I wanted to like Madam Mam’s. Pleasant name. Great location. Colorful green building evoking homely feelings.
But now I know: it's all a facade.
Stepping through the cloudy glass doors to Madam Mam's, the first thing I sensed was a thick, nauseating, stench. It wasn't the normal Thai aroma-- some combination of meat, lemongrass, and curry. This was some mixture of ammonia, vomit, and damp nursing home.
But I gave Mams the benefit of the doubt. Maybe a bathroom pipe broke and shit had seeped into the floors. I won't fault them for accidents beyond their control.
I stared desperately at a waiter hoping to be seated quickly, hoping the food on my tongue would distract me from the smell in my nose. He noticed us and began to slowly scan the restaurant for possible seating. It was about 5pm, more than half the tables were open. We had a party of four. Without turning my head, I could see at least three clean tables that were perfect for us to be seated at.
Minutes passed but they felt like hours. The stench burned my eyes, tears dribbled down my cheeks. Finally, after some long and complex bin-packing calculations by the Madam Mam's wait staff, we were seated in a dark corner of the restaurant.

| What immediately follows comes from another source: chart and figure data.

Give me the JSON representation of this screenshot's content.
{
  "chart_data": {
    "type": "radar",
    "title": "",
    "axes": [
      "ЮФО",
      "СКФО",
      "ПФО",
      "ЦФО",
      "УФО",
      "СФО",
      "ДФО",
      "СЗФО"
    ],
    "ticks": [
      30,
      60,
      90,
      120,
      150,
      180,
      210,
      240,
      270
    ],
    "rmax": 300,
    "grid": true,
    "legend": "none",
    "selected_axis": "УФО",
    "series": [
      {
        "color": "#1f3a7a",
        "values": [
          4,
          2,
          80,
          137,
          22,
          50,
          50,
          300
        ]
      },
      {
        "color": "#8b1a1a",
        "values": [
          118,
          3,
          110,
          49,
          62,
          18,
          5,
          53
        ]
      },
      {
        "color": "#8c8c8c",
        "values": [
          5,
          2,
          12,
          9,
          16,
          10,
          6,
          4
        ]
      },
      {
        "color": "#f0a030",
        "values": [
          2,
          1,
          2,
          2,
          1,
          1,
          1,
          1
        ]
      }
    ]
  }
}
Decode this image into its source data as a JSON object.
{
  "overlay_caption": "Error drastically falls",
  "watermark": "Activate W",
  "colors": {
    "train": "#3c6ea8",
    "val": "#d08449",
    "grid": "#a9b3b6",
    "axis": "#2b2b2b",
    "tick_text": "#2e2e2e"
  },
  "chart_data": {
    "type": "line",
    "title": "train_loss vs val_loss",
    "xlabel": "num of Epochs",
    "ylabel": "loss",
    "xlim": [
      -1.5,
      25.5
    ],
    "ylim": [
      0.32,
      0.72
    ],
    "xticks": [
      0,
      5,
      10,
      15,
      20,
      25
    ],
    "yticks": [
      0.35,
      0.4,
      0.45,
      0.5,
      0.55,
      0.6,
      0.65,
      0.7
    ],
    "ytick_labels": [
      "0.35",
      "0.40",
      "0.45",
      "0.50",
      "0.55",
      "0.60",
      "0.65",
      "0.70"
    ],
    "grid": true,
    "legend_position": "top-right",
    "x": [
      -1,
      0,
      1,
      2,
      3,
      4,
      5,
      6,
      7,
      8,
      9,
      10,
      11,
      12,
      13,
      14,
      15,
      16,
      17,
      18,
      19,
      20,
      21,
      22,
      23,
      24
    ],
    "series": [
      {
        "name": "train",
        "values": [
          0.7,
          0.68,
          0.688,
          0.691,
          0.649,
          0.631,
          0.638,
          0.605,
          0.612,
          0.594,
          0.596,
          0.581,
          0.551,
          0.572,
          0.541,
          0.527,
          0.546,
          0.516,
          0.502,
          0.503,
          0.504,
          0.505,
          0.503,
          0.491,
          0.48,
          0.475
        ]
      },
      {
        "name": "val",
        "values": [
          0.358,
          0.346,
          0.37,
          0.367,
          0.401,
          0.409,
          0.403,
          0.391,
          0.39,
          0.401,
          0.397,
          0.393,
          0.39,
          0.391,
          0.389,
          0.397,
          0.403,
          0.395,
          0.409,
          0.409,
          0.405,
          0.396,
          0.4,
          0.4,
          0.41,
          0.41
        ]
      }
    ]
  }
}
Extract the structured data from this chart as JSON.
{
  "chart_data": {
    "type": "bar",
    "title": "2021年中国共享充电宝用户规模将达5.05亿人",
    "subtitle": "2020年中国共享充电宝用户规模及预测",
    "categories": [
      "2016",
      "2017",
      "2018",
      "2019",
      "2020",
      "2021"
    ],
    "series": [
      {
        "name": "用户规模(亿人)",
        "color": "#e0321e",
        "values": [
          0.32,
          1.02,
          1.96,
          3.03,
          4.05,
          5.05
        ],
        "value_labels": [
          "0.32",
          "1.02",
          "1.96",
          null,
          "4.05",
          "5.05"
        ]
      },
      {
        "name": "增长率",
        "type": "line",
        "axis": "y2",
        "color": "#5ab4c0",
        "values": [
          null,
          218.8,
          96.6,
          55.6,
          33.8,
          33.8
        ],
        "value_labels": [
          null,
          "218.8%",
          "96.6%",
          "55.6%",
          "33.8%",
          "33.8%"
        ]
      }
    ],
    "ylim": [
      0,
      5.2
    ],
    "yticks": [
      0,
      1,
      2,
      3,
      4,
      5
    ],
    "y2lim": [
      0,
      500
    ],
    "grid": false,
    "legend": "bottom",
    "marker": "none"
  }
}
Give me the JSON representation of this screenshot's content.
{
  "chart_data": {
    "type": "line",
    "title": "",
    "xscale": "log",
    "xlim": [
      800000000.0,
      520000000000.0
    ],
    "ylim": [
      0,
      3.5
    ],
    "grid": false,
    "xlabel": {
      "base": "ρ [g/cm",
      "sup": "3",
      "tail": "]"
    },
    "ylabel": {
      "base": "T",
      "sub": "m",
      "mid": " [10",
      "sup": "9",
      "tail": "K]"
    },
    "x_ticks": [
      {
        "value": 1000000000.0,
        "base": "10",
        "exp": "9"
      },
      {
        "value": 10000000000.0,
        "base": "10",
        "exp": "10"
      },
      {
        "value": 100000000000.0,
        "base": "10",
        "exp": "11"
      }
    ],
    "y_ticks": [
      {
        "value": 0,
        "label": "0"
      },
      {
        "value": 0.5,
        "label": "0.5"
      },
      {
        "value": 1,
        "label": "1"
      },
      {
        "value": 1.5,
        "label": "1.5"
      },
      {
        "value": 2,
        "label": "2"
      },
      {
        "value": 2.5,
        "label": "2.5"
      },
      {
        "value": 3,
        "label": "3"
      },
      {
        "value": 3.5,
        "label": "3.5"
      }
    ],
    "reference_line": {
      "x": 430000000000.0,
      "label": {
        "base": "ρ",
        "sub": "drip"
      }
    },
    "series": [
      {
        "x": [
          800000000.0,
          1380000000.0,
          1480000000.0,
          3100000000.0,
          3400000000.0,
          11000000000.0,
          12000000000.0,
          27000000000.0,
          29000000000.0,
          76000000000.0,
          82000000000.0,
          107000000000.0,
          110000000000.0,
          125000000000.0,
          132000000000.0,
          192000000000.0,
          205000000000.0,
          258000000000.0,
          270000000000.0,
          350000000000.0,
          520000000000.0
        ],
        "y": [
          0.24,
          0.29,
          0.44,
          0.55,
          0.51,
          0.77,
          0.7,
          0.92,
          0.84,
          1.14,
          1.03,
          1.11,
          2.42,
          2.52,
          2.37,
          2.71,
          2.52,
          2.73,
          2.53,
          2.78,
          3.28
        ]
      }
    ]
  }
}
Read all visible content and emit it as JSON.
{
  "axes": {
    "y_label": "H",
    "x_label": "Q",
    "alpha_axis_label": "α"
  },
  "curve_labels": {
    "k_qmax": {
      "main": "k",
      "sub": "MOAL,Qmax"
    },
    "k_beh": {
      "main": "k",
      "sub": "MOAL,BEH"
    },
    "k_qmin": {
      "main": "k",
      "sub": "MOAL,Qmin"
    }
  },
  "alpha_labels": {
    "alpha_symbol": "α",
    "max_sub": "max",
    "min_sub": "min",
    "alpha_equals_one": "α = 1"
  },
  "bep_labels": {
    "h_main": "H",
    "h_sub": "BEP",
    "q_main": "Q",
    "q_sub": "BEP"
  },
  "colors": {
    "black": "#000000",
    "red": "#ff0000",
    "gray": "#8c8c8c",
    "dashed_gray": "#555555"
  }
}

I hobbled into my wooden chair. The waiter dropped four hefty encyclopedias on the table, an interesting choice of pre-dinner reading material.
Upon closer inspection, I then realized that these monstrous binders were not encyclopedias, but menus. As I combed through the hundreds and hundreds of pages, I began to sob. No longer because of the still very prevalent smell, but because of the gruesome menu design. Fonts and line spacing varied widely-- even within the same page. Indentation strewn about randomly. Half the menu were duplicates of items-- but who could blame the poor menu designer, forced with collating the many thousands of food dishes on offer.
I couldn't handle it. First sight, now smell. Two out of five senses, shot. I collapsed, my head hitting the table.
I came back to consciousness. An hour had passed. My friends were still 1/5th of the way through the menu. As I mustered the strength to pick myself up and search the encyclopedia for something edible, I realized that the stained and suspiciously sticky table had attached itself to my left cheek.
As my friends, trying to be helpful, pulled at my hair, trying to separate head from table, I wondered how a table could possible become so sticky. I began to dream about the sheer quantity of negligence, compounding over decades, truck-loads of spilled sticky rice, lightly brushed off with a napkin instead of washed with soap and water, congealing into an industrial strength adhesive, that had now attached my head to this table-top, possibly forever.
Eventually, a mid-sized team of people were able separate my face from table with only a sliver of skin loss. The waiter took this as a sign that we were ready to order. I went with the red curry, no spice. After the pain I had already endured, I was in no condition to handle any kind of spice.
Light headed from hunger and the constant olfactory assault, I drifted in and out of consciousness. In my fever dreams, I had no conception of time, and so I did not notice the two hours it took to manufacture the red curry with tofu and rice.
The harsh yellow lighting made the food look aged and spoiled. Maybe it was spoiled. My appetite left me. But I persisted. I spooned some curry in my mouth, expecting the worst. Luckily, the red curry did not taste spoiled. It didn't taste like anything, really. Maybe old tap water.
All in all: 2/5. It would be 1/5, but the location is too good. Two blocks from CVS, a short walk to University Health Services, so if you contract giardia from your red curry, help is nearby.